Artiste autrichien de renommée internationale, Gottfried Helnwein partage son temps entre l’Irlande où il vit depuis cinq ans et Los Angeles où il a récemment ouvert un nouveau studio. C’est lui qui signe le visuel de The Golden Age Of Grotesque et fait ici un point passionnant sur cinquante-cinq ans de carrière.
 
HELNWEIN: A l’origine, je ne voulais pas devenir artiste parce que je pensais que ça devait être très ennuyeux. Mon rêve, comme celui de tous mes amis, était de faire du rock ! Je suis né à Vienne après la Seconde Guerre mondiale dans un environnement sinistre et désolé, peuplé par une classe moyenne dépressive. Les années 50 ont vraiment été catastrophiques en Autriche. La seule chose qui me mit du baume au cœur fut la découverte, à l’âge de six ans, d’une photo miniature d’Elvis Presley dans un paquet de chewing-gum. Je ne savais pas du tout qui c’était mais sa beauté me fascinait. Plus tard, j’ai appris que c’était un musicien et c’est comme ça que je me suis mis au rock. Après, il y a eu les Rolling Stones… A l’époque, seuls la musique et les comics m’intéressaient, je détestais toute autre forme d’art établi. Quand j’ai eu 19 ans, j’ai soudain voulu être un artiste parce que je me suis aperçu que ça permettait de jouir d’une certaine liberté, d’exprimer toutes ses opinions et d’avoir un impact sur la société. C’est pour ces raisons que je me suis mis à la peinture.
 
Y avait-il des artistes particuliers dont les œuvres t’inspiraient ?
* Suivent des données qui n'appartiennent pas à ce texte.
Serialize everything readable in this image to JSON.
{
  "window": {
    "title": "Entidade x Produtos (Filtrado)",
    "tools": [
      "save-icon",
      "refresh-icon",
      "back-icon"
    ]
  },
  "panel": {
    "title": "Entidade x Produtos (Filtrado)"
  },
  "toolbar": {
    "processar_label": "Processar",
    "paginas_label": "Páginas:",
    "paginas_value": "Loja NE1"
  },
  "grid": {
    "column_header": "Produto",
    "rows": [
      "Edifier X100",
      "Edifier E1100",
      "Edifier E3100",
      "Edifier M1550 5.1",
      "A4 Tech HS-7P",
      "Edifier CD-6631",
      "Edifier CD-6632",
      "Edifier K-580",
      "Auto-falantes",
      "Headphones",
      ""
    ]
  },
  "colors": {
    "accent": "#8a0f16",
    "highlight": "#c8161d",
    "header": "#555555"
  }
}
HELNWEIN: Non. Nous étions dans les années 60 et tout le monde se rebellait. Surtout en Allemagne et en Autriche, où notre génération se sentait très différente de celle de nos parents, que nous tenions responsable de l’Holocauste. Je crois que dans toute l’histoire des pays germanophones, ce fut le plus grand décalage entre deux générations. En plus de cela, j’ai rejeté tout ce qui avait trait aux beaux-arts. Ça m’a pris énormément de temps pour me rendre compte des choses fantastiques auxquelles ils avaient donné naissance. Il n’y a que le surréalisme que je tolérais. Mais même dans ce domaine, je n’avais pas de modèle. Je peignais juste ce qui me passait par la tête.
 
Peux-tu nous en dire plus sur la naissance du mouvement Aktion durant cette période ?
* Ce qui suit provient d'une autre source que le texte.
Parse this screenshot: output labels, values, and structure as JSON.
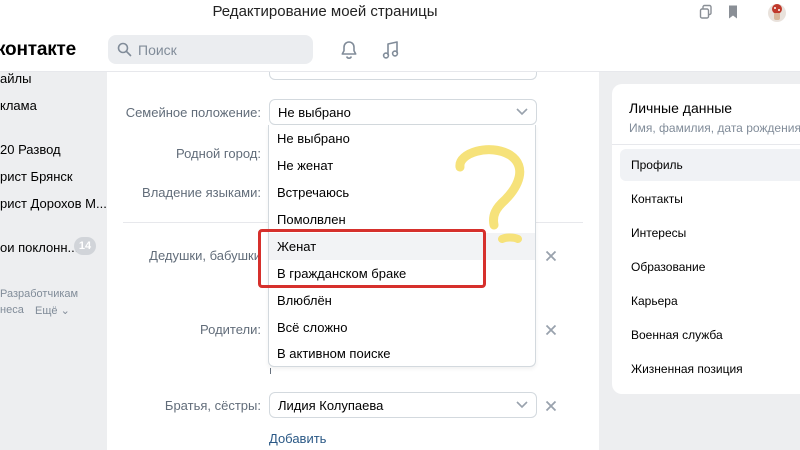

HELNWEIN: Ce mouvement fut créé à Vienne à la fin des années 60/début des années 70. C’était une forme d’art constituée de performances agressives, voire violentes, destinées à briser les tabous. Certains artistes s’automutilaient et ont dû quitter le pays sous peine d’emprisonnement. Je connaissais très peu ce mouvement parce qu’il était très restreint et qu’on en parlait peu dans les médias. Mais, dans mon coin, je pratiquais simultanément la même chose en me coupant avec des lames de rasoirs ou en me recouvrant de sang. C’était une réaction à une société oppressive. Le mouvement s’est étendu à d’autres pays, comme l’Allemagne et les Etats-Unis, sous d’autres noms, mais c’est bien en Autriche que Aktion fut le plus extrême. Il a pris fin au milieu des années 70 parce que cette réaction se devait d’être spontanée. Si elle commençait à se répéter, comme au théâtre, elle perdait son sens. Un de ces artistes de l’époque pratique encore aujourd’hui l’automutilation, mais ça ressemble malheureusement plus à une plaisanterie qu’à autre chose. Quant aux autres, beaucoup se sont reconvertis dans des médias comme la peinture, le dessin ou la photographie.
 
Ton travail est particulièrement marqué par l’enfance et la mort. Y’a-t-il une raison particulière à cela ?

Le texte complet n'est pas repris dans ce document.